L’histoire de Mounia Haddad rappelle évidemment toute une flopée de films sur le sujet comme Noces, de Stephan Streker. Zahira, belgo-pakistanaise de dix-huit ans est très proche des membres de sa famille jusqu’au jour où on lui impose un mariage traditionnel. Il ne faut surtout pas qu’elle sorte avec un Belge, et vive à l’occidentale, comme ses copines. Son rêve de liberté, Zahira le paiera cher : poignardée à mort par son frère, pour l’ « honneur » de la famille.

 "Je suis assez grande pour me trouver un mec toute seule"

En France, des Mounia, il y en a bien plus qu’on ne le croit. Je ne parle pas de ces gamines qui croient partir en vacances au Maghreb, et dont on prémédite le viol (pardon, le « mariage » forcé) et saccage la vie.

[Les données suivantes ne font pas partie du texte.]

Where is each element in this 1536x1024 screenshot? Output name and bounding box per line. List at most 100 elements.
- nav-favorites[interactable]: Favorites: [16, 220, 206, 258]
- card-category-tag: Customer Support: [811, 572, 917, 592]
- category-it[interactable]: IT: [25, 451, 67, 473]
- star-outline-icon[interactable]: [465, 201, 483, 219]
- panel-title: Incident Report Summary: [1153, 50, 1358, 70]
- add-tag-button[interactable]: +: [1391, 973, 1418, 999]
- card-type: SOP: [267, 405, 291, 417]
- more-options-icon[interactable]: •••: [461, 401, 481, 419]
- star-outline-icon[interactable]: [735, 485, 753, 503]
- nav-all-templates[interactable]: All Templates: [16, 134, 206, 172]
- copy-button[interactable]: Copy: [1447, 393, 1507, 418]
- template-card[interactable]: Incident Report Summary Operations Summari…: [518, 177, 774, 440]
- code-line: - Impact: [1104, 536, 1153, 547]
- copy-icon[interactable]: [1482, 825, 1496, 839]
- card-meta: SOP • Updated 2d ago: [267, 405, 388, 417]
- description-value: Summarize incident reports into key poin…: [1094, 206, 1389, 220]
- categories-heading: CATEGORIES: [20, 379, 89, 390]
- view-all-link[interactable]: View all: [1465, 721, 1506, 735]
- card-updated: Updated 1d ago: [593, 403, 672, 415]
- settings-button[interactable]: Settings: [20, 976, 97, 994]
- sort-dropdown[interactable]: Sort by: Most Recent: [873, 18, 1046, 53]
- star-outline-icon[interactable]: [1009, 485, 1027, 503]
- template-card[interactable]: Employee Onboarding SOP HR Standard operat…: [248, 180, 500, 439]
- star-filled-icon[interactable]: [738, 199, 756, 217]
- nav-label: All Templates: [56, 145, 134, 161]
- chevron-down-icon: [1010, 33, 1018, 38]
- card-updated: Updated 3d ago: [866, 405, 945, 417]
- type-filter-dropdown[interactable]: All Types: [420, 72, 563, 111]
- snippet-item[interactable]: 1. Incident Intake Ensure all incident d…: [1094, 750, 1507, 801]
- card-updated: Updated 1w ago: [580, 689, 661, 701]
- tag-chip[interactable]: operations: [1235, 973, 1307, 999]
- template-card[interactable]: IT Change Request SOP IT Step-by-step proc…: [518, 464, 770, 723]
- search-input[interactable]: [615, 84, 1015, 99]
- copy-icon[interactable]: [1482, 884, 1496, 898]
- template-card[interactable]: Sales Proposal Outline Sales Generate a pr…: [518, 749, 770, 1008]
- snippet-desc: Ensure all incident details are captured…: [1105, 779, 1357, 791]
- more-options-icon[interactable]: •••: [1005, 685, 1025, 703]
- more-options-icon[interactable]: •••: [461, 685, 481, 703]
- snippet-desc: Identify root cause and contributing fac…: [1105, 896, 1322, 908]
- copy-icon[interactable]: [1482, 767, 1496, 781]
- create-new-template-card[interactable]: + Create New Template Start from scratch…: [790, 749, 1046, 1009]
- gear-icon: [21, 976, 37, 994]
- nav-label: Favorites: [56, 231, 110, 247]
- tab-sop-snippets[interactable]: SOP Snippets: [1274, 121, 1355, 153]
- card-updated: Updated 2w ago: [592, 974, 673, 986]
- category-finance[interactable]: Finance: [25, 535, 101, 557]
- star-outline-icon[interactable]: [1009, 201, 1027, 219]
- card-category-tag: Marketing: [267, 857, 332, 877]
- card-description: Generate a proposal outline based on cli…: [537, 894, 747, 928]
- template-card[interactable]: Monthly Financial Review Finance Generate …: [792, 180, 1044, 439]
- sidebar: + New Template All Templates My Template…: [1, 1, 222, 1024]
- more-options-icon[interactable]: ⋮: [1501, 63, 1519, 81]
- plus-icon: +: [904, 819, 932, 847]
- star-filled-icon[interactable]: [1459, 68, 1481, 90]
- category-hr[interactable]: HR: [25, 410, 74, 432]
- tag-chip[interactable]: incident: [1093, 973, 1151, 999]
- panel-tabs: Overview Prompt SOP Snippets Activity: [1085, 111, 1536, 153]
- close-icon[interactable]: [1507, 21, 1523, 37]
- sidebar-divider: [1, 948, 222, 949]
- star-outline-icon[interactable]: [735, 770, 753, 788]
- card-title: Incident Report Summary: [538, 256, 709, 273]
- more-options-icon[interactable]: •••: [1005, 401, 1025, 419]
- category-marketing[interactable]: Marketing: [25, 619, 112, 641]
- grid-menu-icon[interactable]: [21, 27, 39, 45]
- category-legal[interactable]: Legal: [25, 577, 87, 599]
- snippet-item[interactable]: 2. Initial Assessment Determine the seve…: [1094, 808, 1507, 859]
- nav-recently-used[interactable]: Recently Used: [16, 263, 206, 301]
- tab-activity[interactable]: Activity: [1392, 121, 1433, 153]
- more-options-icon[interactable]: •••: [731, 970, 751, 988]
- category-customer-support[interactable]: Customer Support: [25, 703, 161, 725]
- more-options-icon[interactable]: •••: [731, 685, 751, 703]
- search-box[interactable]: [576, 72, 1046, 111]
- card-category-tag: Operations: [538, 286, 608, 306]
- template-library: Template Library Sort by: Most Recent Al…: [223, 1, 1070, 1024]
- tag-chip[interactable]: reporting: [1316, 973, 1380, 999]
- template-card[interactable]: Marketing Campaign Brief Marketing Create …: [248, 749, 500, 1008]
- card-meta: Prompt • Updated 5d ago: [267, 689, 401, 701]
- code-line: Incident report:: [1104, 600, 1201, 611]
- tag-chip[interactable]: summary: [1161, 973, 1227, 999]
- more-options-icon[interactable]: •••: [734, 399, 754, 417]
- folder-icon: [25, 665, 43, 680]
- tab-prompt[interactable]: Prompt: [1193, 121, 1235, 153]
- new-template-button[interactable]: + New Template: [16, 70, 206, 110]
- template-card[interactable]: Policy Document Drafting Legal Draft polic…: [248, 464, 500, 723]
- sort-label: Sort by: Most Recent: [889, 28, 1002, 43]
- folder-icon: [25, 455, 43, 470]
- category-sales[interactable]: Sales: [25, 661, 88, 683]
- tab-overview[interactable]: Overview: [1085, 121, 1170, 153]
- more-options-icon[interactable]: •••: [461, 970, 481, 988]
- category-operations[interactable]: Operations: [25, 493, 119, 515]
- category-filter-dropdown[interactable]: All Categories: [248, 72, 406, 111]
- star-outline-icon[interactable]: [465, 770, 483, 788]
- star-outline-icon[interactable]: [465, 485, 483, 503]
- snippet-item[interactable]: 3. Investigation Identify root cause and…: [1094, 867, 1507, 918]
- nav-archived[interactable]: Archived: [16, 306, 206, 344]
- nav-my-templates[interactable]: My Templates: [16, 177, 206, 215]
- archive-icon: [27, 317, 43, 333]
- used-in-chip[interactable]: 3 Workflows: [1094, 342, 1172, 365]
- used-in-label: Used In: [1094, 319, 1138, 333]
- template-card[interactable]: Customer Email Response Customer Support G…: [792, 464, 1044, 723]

Je parle de ces célibataires ou divorcées, considérées comme d’éternelles mineures bien qu’indépendantes financièrement, par des familles qui n’acceptent ni leur autonomie, ni leur liberté sexuelle. 

Je me souviens des confidences d’amies de culture marocaine. S. par exemple, parisienne, 42 ans à l’époque, divorcée, bloggeuse. Elle s’est fait tabasser par son frère aîné, directeur d’une salle de sport en banlieue parisienne. Il n’avait jamais vu d’un bon œil le mariage de sa sœur avec un « Français ». Traduire : non issu de l’immigration maghrébine. Ni sa liberté de femme séparée. Lui aussi avait organisé un mariage arrangé à l’insu de sa sœur, au Maroc. Quand il a voulu lui présenter son « fiancé », S. a explosé : « Je t’ai demandé quelque chose ? J’ai 42 ans putain, occupe toi de tes fesses ! Je suis assez grande pour me trouver un mec toute seule ! » Mais… C’est que l’aîné s’était engagé. Son « honneur » étant en jeu, il a tabassé sa soeur. A coups de poings. A quand un mouvement #BalanceTonMariageForcé, pour que la parole se libère ? Et que la honte change de camp. 

J’ai souvent demandé à mes copines, sidérée par une certaine indulgence pour leur famille, « mais enfin, à ton âge, pourquoi tu ne coupes pas les ponts avec eux ? » Bien que traitées de « kharba » (pute), accusées de coller la « hchouma » (la honte), à la famille, elles continuaient d’invoquer le « respect » dû aux parents, alors même que ceux-ci, clairement, ne les respectaient pas eux-mêmes. Respect ou soumission à l’emprise familiale ? Immanquablement, il y a toujours un moment où je disais : « Tu as lu Parents toxiques ? Dans ce best-seller Suzan Forward a bien décrit le comportement de ces parents manipulateurs, dominateurs, psychologiquement violents et intrusifs, mais toujours « pour le bien »  de leur fille.

Un livre que nous devrions toutes lire. On comprend qu’il est illusoire d’espérer que des parents malveillants, par névrose ou au nom d’une tradition, changent, même en leur répétant en boucle, « Papa, maman, j’aimerais juste que vous soyez heureux pour moi ». Les seules choses à faire : cesser de se justifier, avec des « non je ne suis pas une pute parce que je vis ma vie ». Se détacher de parents incapables de se remettre en cause. Leur rappeler la loi (le mariage forcé est interdit en France), et leur dire, avant de claquer la porte :

Tu peux toujours essayer de me faire culpabiliser, ça ne marche plus.
Tes opinions n’engagent que toi.
C’est moi qui décide de ma vie, ce n’est pas négociable.

Mounia et Slimane se sont mariés cet été. Tous nos voeux de bonheur.